Our entire being acts as a unit.  The health of one level influences the health of the others.  It is a system of operations, each affecting the others.  To heal any disease, whether mental, emotional, or physical, we must go to the source of the condition and change the perception.  By meditation and listening, the spirit can assist us in changing the perception creating the disease.  This is not to say that "positive thinking" or "denial" are the answers to our health concerns.  Rather, one must root out the cause of our feelings, and find ways to reframe them within current paradigms.  Reclaim your health by claiming and exercising your ability to respond.  Feelings Buried Alive Never Die is the name of a book by Karol K. Truman, which aptly describes the dilemma of trying to deny feelings, and offers ways of identifying and processing them instead. 

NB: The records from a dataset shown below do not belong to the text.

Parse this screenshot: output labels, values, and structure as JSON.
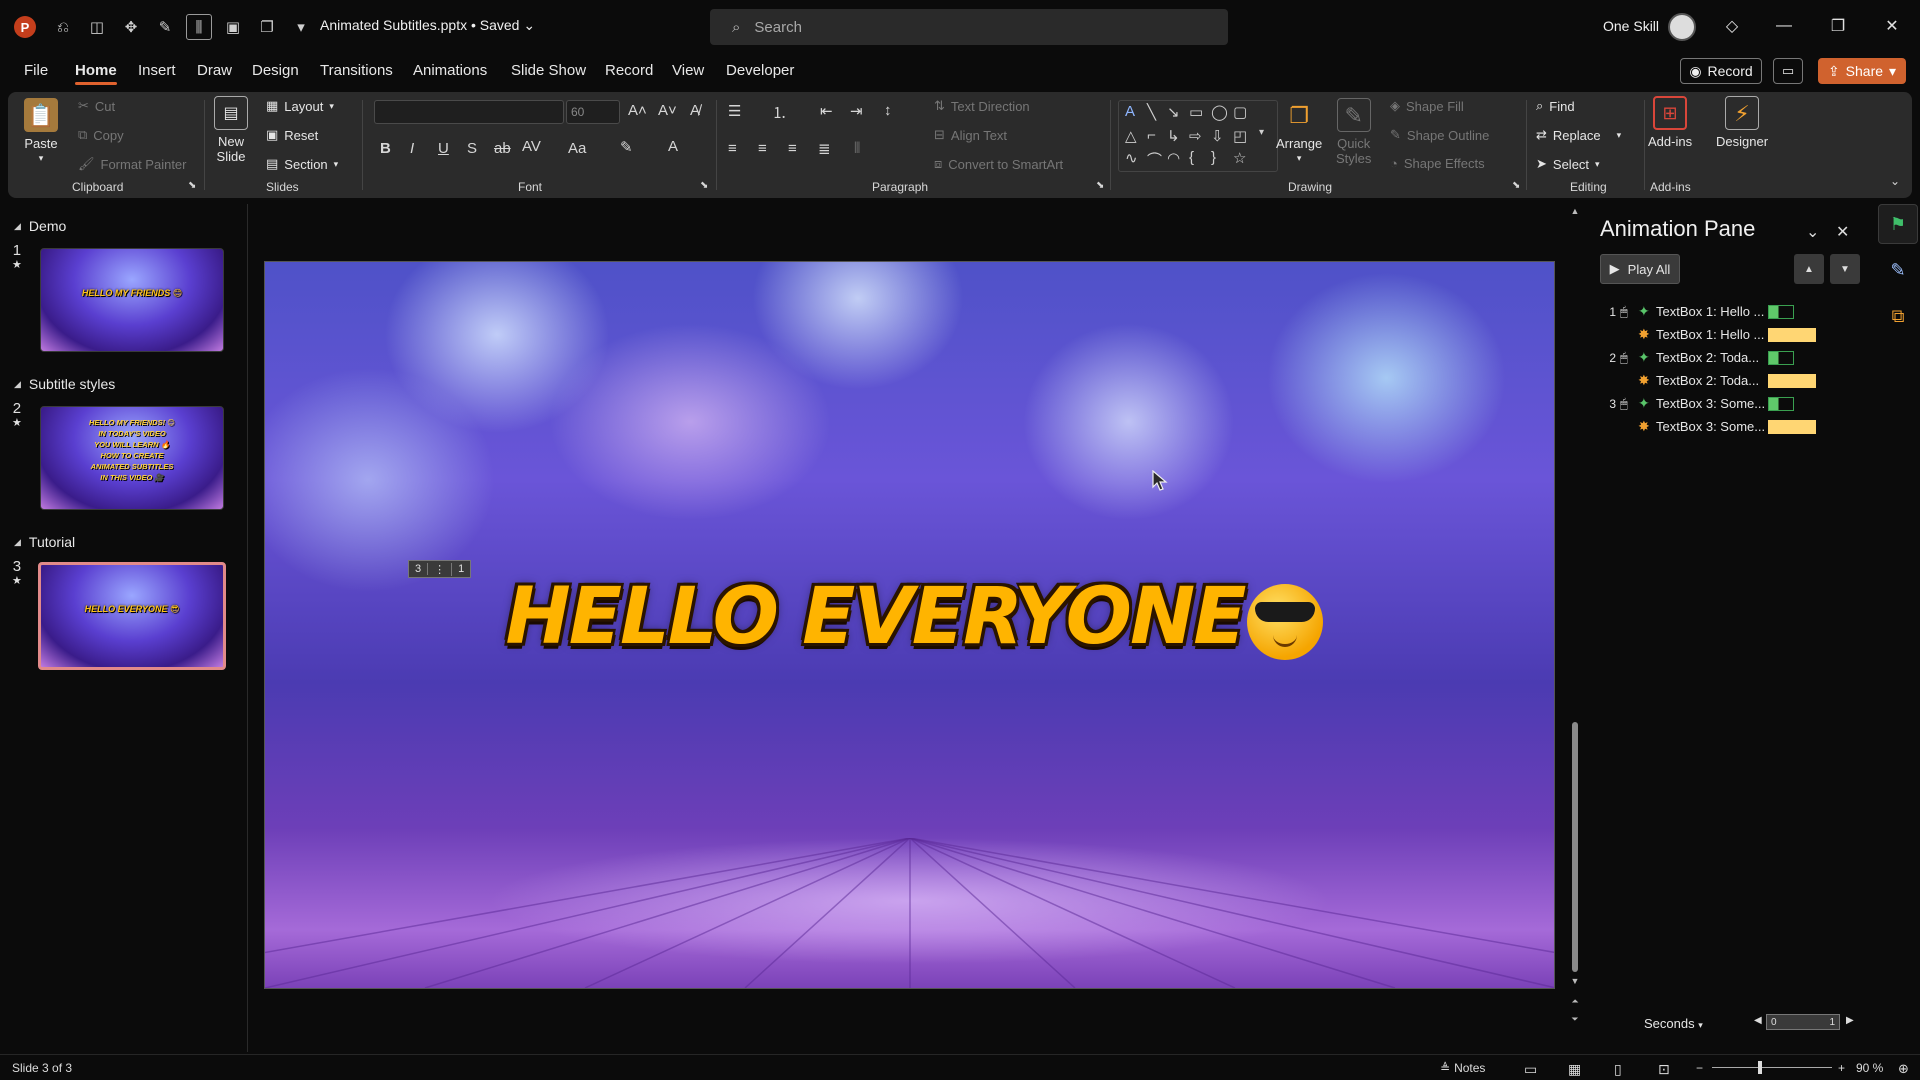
{
  "app": {
    "logo_letter": "P",
    "doc_title": "Animated Subtitles.pptx • Saved ⌄",
    "search_placeholder": "Search",
    "user_name": "One Skill"
  },
  "tabs": [
    "File",
    "Home",
    "Insert",
    "Draw",
    "Design",
    "Transitions",
    "Animations",
    "Slide Show",
    "Record",
    "View",
    "Developer"
  ],
  "active_tab": "Home",
  "header_buttons": {
    "record": "Record",
    "share": "Share"
  },
  "ribbon": {
    "clipboard": {
      "label": "Clipboard",
      "paste": "Paste",
      "cut": "Cut",
      "copy": "Copy",
      "format_painter": "Format Painter"
    },
    "slides": {
      "label": "Slides",
      "new_slide_line1": "New",
      "new_slide_line2": "Slide",
      "layout": "Layout",
      "reset": "Reset",
      "section": "Section"
    },
    "font": {
      "label": "Font",
      "font_size": "60"
    },
    "paragraph": {
      "label": "Paragraph",
      "text_direction": "Text Direction",
      "align_text": "Align Text",
      "convert_smartart": "Convert to SmartArt"
    },
    "drawing": {
      "label": "Drawing",
      "arrange": "Arrange",
      "quick_styles_line1": "Quick",
      "quick_styles_line2": "Styles",
      "shape_fill": "Shape Fill",
      "shape_outline": "Shape Outline",
      "shape_effects": "Shape Effects"
    },
    "editing": {
      "label": "Editing",
      "find": "Find",
      "replace": "Replace",
      "select": "Select"
    },
    "addins": {
      "label": "Add-ins",
      "addins_btn": "Add-ins",
      "designer": "Designer"
    }
  },
  "slides_panel": {
    "sections": [
      {
        "name": "Demo",
        "slide_number": "1",
        "thumb_text": "HELLO MY FRIENDS 😊"
      },
      {
        "name": "Subtitle styles",
        "slide_number": "2",
        "thumb_lines": [
          "HELLO MY FRIENDS! 😊",
          "IN TODAY'S VIDEO",
          "YOU WILL LEARN 🔥",
          "HOW TO CREATE",
          "ANIMATED SUBTITLES",
          "IN THIS VIDEO 🎥"
        ]
      },
      {
        "name": "Tutorial",
        "slide_number": "3",
        "thumb_text": "HELLO EVERYONE 😎"
      }
    ],
    "star": "★"
  },
  "slide": {
    "subtitle_text_before": "HELLO EVERYONE",
    "anim_tags": [
      "3",
      "⋮",
      "1"
    ]
  },
  "animation_pane": {
    "title": "Animation Pane",
    "play_all": "Play All",
    "items": [
      {
        "num": "1",
        "mouse": true,
        "kind": "entrance",
        "label": "TextBox 1: Hello ...",
        "bar": "green"
      },
      {
        "num": "",
        "mouse": false,
        "kind": "emphasis",
        "label": "TextBox 1: Hello ...",
        "bar": "yellow"
      },
      {
        "num": "2",
        "mouse": true,
        "kind": "entrance",
        "label": "TextBox 2: Toda...",
        "bar": "green"
      },
      {
        "num": "",
        "mouse": false,
        "kind": "emphasis",
        "label": "TextBox 2: Toda...",
        "bar": "yellow"
      },
      {
        "num": "3",
        "mouse": true,
        "kind": "entrance",
        "label": "TextBox 3: Some...",
        "bar": "green"
      },
      {
        "num": "",
        "mouse": false,
        "kind": "emphasis",
        "label": "TextBox 3: Some...",
        "bar": "yellow"
      }
    ],
    "seconds": "Seconds",
    "timeline_start": "0",
    "timeline_end": "1"
  },
  "statusbar": {
    "slide_info": "Slide 3 of 3",
    "notes": "Notes",
    "zoom": "90 %"
  },
  "colors": {
    "accent": "#e0622e",
    "share_bg": "#d0622e",
    "subtitle_fill": "#ffb400",
    "selected_thumb_border": "#e28a8a",
    "emphasis_bar": "#ffd673",
    "entrance_bar": "#5fc86a"
  }
}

We heal ourselves by recognizing our own worth; we heal others by recognizing the wholeness and divinity within them.  When we perceive health in another, we heal ourselves.  We make health real in others by believing in their health.  This is the basis for healing in any mode or model.  Since we are all mirrors for one another, what we see in others, is what we believe to be true of ourselves.  In other words, it is our own innate process that creates the health we experience.

Letting go of our perception of what health looks like can also be very healing to our own being.  Many of us spend energy looking outward to see if those around us are healthy or ill.  By doing so, we exert our energies in a process called judgment and labeling.  Consider what might happen to you if you were to release this pastime and begin to perceive those around you as whole and complete, full of love and light.

As with all of the principles of the life skills, gratitude is a key to healing.  Appreciate what you have; accept yourself as you are.  Keep your sense of humor.  Laugh at yourself.  Trust the seasons of life.  Choose again the things you like.  Practice new ways.  Release outdated habits and behaviors.  Touch others with music, art, writing, praise, appreciation, love, or a hand on 
the shoulder.

Daily exercise will release chemicals in the brain that heal depression and fatigue.  That includes exercise on all levels, creating within yourself the feelings of gratitude, peace, love and healing and a willingness to share those feelings with others.

Since our physical, mental, emotional and spiritual bodies are all connected, remember that exercising your emotions and thought processes is every bit as important to your well being as exercising your physical body.  Express yourself!  Educate yourself!  Open your spiritual nature to the divine!

[Most of the above, spiced with my own observations and comments,  is taken from the Life Skills Workbook published by the Rapid Eye Institute of Salem, Oregon.]